Bir diğer istisna, İstihdamda Eşitlik Direktifi’nin 4. maddesinin 2. fıkrasında yer alır. Buna göre, dini kuruluşlar söz konusu olduğunda, üye devletler mevcut ulusal yasal hüküm ve uygulamalarını muhafaza edebilecektir. Dini kuruluşlar ve ibadethanelerin faaliyetleri ya da bu faaliyetlerin gerçekleştirildiği bağlamın niteliği sebebiyle, bir kişinin dininin veya inancının söz konusu kuruluşun değerler sistemi bakımından gerçek, meşru ve haklı bir mesleki şart olması söz konusu olabilir. Direktifte, bu gibi durumların ayrımcılık teşkil etmeyebileceği ifade edilmiştir. Örneğin, bir camide görev yapmak üzere işe alınacak kişinin başka bir dine mensup olması nedeniyle tercih edilmemesi, bu düzenleme bağlamında ayrımcılık olarak nitelendirilmeyecektir.
Yaş da istisnaya izin verilen niteliklerden biridir. Yaş temelinde gerçekleştirilen farklı muamele, ülkelerin emek piyasası politikaları gibi nesnel ve meşru bir amaç içeriyorsa ve öngörülen bu amaç için kullanılan araçlar orantılı ve gerekli ise ayrımcılık teşkil etmemektedir. Bu konuya örnek olarak, zorunlu emeklilik yaşı düzenlemesi verilebilir. Zira belli bir yaşın üzerinde olanların, çalışma olanakları bakımından, daha genç olanlara kıyasla daha dezavantajlı muamele görmesi, ilke olarak ayrımcılık teşkil edecektir. Ancak, yapılan bu tür bir farklı muamelenin işsizliğin azaltılması vb. nedenlerle yapılması halinde, muamele yaş temelli ayrımcılık olarak değerlendirilmeyebilir.
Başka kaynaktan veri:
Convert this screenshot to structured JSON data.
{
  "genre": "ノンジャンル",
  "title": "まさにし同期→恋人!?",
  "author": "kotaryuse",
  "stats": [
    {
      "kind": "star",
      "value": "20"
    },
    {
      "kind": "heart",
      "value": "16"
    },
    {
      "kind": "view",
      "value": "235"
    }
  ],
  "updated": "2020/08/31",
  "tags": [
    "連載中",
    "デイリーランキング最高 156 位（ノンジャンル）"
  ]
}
Son olarak, özel önlemler de istisnalar kapsamında değerlendirilebilir. Bu konuda özellikle kadın ve erkeğe eşit muamele ilkesi gereğince öngörülen geçici özel önlemler, farklı muamele yasağının ihlali olarak değerlendirilmemektedir. Tüm bu izin verilen istisnalar sayılıdır ve ancak belirtilen çerçevede uygulanması mümkündür.